Trash delivered to city landfills 33 years ago has been buried under mountains of waste, and a massive incinerator in use at the time could have destroyed the evidence.

Despite their low expectations, investigators are delving deep into the city's sanitation history in hopes of tracking the trash bag "from the moment a sanitation worker might have picked it up to the moment it reached a waste facility," said a law enforcement source with knowledge of the investigation.

"Everything is being looked at," the source said. "Records. Maps. Routes. Everything."

Investigators say the man accused of Etan's murder, Pedro Hernandez, 51, of Maple Shade, N.J., told them he left the bag containing Etan's remains in front of 113 Thompson St. -- a block and a half from the SoHo bodega where he allegedly strangled the boy.

The unemployed father of three, who allegedly told detectives he lured Etan into the basement with the promise of a soda, was arraigned Friday on a second-degree murder charge. Hernandez's lawyer, Harvey Fishbein, has said his client suffers from schizophrenia and bipolar disorder, and has a history of hallucinations.

If the former bodega stock clerk's story is true, the garbage bag would have likely been taken to one of three now-shuttered waste facilities: the Fountain Avenue Landfill in Brooklyn; the Fresh Kills Landfill in Staten Island; or the Gansevoort Incinerator in Manhattan, officials said.

"Where refuse from that area was dumped and whether it was handled by DSNY or privates is part of that [Patz] investigation," said Vito Turso, spokesman for the New York City Sanitation Department, who confirmed his agency is cooperating with police.

In 1979, Fresh Kills and Fountain Avenue were accepting municipal and commercial waste. But Turso said the nearby Gansevoort Incinerator was also active.

Landfills around the country have been scoured for murder victims before, with mixed results. But those searches are usually conducted within weeks or months of the crime, aided by cadaver dogs.

The passage of time and amount of garbage packed into Fresh Kills and Fountain Avenue make finding Etan's remains highly unlikely, said former NYPD officer Eugene O'Donnell, a professor at John Jay College of Criminal Justice.

"This is well beyond a needle in a haystack," he said. "It seems impossible to believe they would be able to find that bag."

George Kramer, 72, who lived in SoHo when Patz vanished, said locals always knew their trash could hold the key to solving the missing person case — but assumed sanitation workers were paying close attention to their hauls.

"If one of them picked up a bag with a strange shape that weighed so much, how could they not stop and take a look?" asked Kramer, who still lives in the neighborhood.

"If they had, knowing what we know now, maybe Etan would have been found that weekend," he said. "Now, they would have to dig up a couple thousand tons of trash in landfills to even get close.

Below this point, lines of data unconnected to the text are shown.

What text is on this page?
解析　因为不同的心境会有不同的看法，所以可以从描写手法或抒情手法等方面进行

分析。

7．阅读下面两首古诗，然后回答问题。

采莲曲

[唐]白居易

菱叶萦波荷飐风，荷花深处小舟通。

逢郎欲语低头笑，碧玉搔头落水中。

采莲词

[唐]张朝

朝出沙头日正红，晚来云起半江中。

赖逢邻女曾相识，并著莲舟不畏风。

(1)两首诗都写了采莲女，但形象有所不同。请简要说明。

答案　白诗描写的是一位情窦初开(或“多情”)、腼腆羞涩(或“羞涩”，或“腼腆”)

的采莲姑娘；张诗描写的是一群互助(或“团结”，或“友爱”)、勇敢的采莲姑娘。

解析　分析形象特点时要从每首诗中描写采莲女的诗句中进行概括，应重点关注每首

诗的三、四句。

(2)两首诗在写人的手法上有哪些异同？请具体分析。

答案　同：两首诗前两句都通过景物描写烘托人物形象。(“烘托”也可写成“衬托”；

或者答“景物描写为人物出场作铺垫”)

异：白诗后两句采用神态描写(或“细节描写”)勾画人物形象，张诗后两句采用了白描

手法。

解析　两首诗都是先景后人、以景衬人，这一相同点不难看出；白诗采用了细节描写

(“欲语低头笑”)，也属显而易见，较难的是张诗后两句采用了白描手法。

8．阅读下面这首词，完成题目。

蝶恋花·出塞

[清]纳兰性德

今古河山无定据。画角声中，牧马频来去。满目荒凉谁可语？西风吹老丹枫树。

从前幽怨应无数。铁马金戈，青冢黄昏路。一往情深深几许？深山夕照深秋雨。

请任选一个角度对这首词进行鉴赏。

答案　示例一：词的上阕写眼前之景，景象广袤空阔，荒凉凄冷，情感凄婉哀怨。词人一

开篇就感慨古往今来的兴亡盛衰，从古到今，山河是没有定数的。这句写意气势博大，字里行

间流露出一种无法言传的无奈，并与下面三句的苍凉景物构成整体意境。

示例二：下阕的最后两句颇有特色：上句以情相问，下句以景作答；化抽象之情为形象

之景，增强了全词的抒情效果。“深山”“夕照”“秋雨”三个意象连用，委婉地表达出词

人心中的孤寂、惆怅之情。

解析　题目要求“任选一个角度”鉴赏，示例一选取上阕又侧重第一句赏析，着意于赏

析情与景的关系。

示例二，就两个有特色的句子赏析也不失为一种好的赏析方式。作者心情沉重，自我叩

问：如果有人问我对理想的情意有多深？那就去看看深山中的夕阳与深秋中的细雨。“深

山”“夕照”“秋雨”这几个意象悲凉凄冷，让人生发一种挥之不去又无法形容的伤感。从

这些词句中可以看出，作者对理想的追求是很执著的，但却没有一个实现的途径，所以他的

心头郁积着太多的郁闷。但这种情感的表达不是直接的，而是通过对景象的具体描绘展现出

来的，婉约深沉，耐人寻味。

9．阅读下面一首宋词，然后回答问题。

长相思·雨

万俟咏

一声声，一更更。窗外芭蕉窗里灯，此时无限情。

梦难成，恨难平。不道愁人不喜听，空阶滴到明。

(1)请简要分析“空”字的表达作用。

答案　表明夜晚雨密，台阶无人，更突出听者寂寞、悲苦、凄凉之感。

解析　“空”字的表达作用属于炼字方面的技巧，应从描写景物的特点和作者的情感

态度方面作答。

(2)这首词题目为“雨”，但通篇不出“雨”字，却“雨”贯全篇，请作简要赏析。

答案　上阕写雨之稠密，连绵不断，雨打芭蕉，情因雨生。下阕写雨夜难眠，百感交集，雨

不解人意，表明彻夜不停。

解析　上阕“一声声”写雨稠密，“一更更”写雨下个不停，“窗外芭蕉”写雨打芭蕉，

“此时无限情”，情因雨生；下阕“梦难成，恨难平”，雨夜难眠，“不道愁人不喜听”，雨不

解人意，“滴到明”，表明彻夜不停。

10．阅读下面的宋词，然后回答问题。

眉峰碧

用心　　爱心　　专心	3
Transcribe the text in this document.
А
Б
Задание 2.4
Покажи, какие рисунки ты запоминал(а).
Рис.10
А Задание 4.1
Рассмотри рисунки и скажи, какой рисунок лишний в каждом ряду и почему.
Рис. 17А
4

It's impossible."

As police continued their investigation on Saturday, visitors left flowers and candles outside the former bodega's location at 448 W. Broadway where Hernandez said he strangled Etan.

Etan's parents, who still live two blocks from the bus stop where Etan vanished, posted a note on their door saying they weren't discussing the case.

"The answer to all your questions is 'no comment,' the note said. "Please stop ringing our bell and calling our phone for interviews — Stan Patz, 3E."